The Monte Carlo simulations of spectra from the inflammatory site and the cancer site are of particular interest, since inflammation can be a confounding factor in spectroscopic diagnosis of neoplasia. As shown in Fig. 2, the intensity and spectral shape of the measured fluorescence spectra are quite similar for the inflammatory and cancer sites. However, the origin of the signal is different in the two cases. The fluorescence signals from both the inflammatory and cancer sites are characterized by low stromal fluorescence and moderately low epithelial fluorescence relative to normal tissue. The cancer site, however, displays a more pronounced drop in stromal fluorescence compared to the inflammation site. In addition, the contribution from the cellular regions is higher in the cancer site than the epithelial contribution in the inflammatory site. Thus, while the total predicted fluorescence from the cancer site is dominated by epithelial photons, the spectrum from the inflammatory lesion has a significant stromal component. While these results are specific for a particular example of neoplastic progression in the oral tongue, they suggest that depth-sensitive spectroscopy, with further improvements in depth resolution and instrumentation to fully isolate the signal originating from the epithelium and/or stroma, may provide a potentially useful method to distinguish inflammation from neoplasia.

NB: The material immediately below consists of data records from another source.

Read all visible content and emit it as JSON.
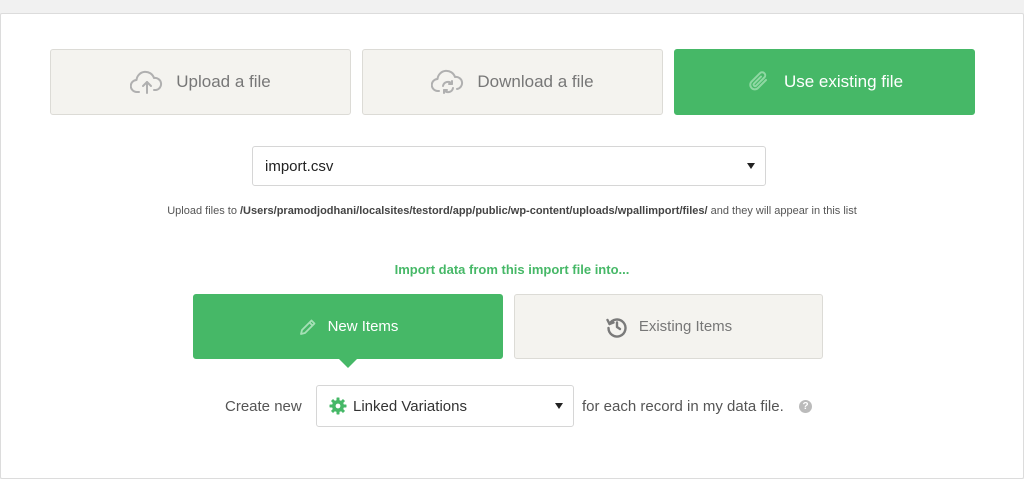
{
  "source_options": {
    "upload": {
      "label": "Upload a file",
      "icon": "cloud-upload-icon"
    },
    "download": {
      "label": "Download a file",
      "icon": "cloud-sync-icon"
    },
    "existing": {
      "label": "Use existing file",
      "icon": "paperclip-icon",
      "active": true
    }
  },
  "file_select": {
    "value": "import.csv"
  },
  "hint": {
    "prefix": "Upload files to ",
    "path": "/Users/pramodjodhani/localsites/testord/app/public/wp-content/uploads/wpallimport/files/",
    "suffix": " and they will appear in this list"
  },
  "import_heading": "Import data from this import file into...",
  "item_types": {
    "new": {
      "label": "New Items",
      "icon": "pencil-icon",
      "active": true
    },
    "existing": {
      "label": "Existing Items",
      "icon": "history-icon"
    }
  },
  "create_row": {
    "prefix": "Create new",
    "selected_type": "Linked Variations",
    "selected_icon": "gear-icon",
    "suffix": "for each record in my data file.",
    "help": "?"
  },
  "colors": {
    "accent": "#46b867",
    "neutral_bg": "#f4f3ef",
    "border": "#dcdbd6"
  }
}
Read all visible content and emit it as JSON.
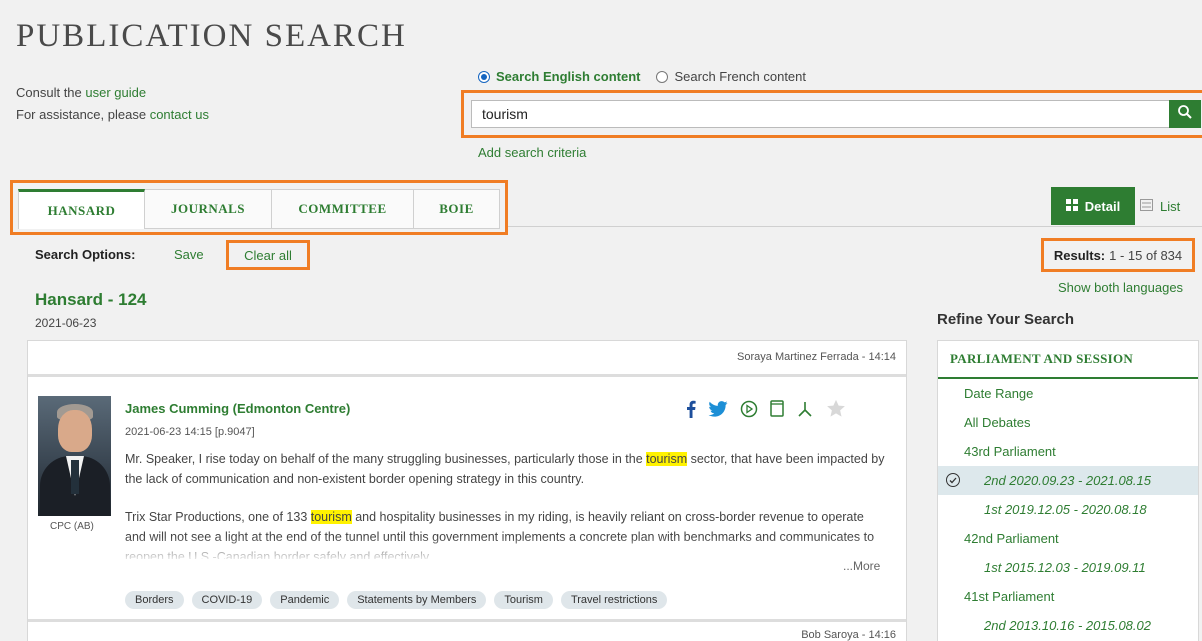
{
  "header": {
    "title": "PUBLICATION SEARCH",
    "consult_prefix": "Consult the ",
    "user_guide": "user guide",
    "assist_prefix": "For assistance, please ",
    "contact_us": "contact us"
  },
  "search": {
    "radio_english": "Search English content",
    "radio_french": "Search French content",
    "value": "tourism",
    "add_criteria": "Add search criteria"
  },
  "tabs": [
    {
      "label": "HANSARD",
      "active": true
    },
    {
      "label": "JOURNALS",
      "active": false
    },
    {
      "label": "COMMITTEE",
      "active": false
    },
    {
      "label": "BOIE",
      "active": false
    }
  ],
  "view": {
    "detail": "Detail",
    "list": "List"
  },
  "options": {
    "label": "Search Options:",
    "save": "Save",
    "clear_all": "Clear all",
    "results_label": "Results:",
    "results_value": "1 - 15 of 834",
    "show_both": "Show both languages"
  },
  "hansard": {
    "title": "Hansard - 124",
    "date": "2021-06-23"
  },
  "result": {
    "top_speaker": "Soraya Martinez Ferrada - 14:14",
    "speaker_name": "James Cumming (Edmonton Centre)",
    "speaker_time": "2021-06-23 14:15 [p.9047]",
    "party": "CPC (AB)",
    "p1_a": "Mr. Speaker, I rise today on behalf of the many struggling businesses, particularly those in the ",
    "p1_hl": "tourism",
    "p1_b": " sector, that have been impacted by the lack of communication and non-existent border opening strategy in this country.",
    "p2_a": "Trix Star Productions, one of 133 ",
    "p2_hl": "tourism",
    "p2_b": " and hospitality businesses in my riding, is heavily reliant on cross-border revenue to operate and will not see a light at the end of the tunnel until this government implements a concrete plan with benchmarks and communicates to reopen the U.S.-Canadian border safely and effectively.",
    "more": "...More",
    "tags": [
      "Borders",
      "COVID-19",
      "Pandemic",
      "Statements by Members",
      "Tourism",
      "Travel restrictions"
    ],
    "next_speaker": "Bob Saroya - 14:16"
  },
  "refine": {
    "title": "Refine Your Search",
    "heading": "PARLIAMENT AND SESSION",
    "items": [
      {
        "label": "Date Range",
        "level": 1
      },
      {
        "label": "All Debates",
        "level": 1
      },
      {
        "label": "43rd Parliament",
        "level": 1
      },
      {
        "label": "2nd 2020.09.23 - 2021.08.15",
        "level": 2,
        "selected": true
      },
      {
        "label": "1st 2019.12.05 - 2020.08.18",
        "level": 2
      },
      {
        "label": "42nd Parliament",
        "level": 1
      },
      {
        "label": "1st 2015.12.03 - 2019.09.11",
        "level": 2
      },
      {
        "label": "41st Parliament",
        "level": 1
      },
      {
        "label": "2nd 2013.10.16 - 2015.08.02",
        "level": 2
      }
    ]
  },
  "colors": {
    "accent": "#2e7d32",
    "highlight_box": "#f07d24",
    "keyword_highlight": "#fff200"
  },
  "icons": [
    "facebook-icon",
    "twitter-icon",
    "play-icon",
    "bookmark-icon",
    "pdf-icon",
    "star-icon",
    "search-icon",
    "grid-icon",
    "list-icon",
    "check-circle-icon"
  ]
}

In addition to using the model to suggest an optimal depth to improve differentiation between inflammation and cancer, similar analysis can be done to improve differentiation between the varying degrees of dysplasia and cancer. Another important application for this model is determining whether different anatomical sites can be grouped together for diagnosis, or whether inherent differences such as keratinization cause the spectra to differ enough so that the classification is compromised. The model can address this by studying the spectral effect caused by a keratin layer of varying thickness compared to the changes cause by neoplastic progression. If there is a depth at which the spectral signature of the neoplastic progression is independent of the keratin layer, then a device that measures at that depth would not be sensitive to the anatomical site keratinization.
The results of this study indicate that a Monte Carlo model with site-specific input parameters extracted from confocal images can accurately predict depth-resolved fluorescence spectra from individual oral sites. The model provides information regarding the origin of detected photons within different tissue sublayers. This information may be useful in designing strategies to improve the ability of optical spectroscopy to accurately distinguish among normal, benign, and malignant oral sites.
The authors thank Adel K. El-Naggar for providing pathology diagnoses, and Bimal Patel and Erica M. Smith for performing clinical measurements. The authors gratefully acknowledge support from National Institutes of Health grant R01 CA095604.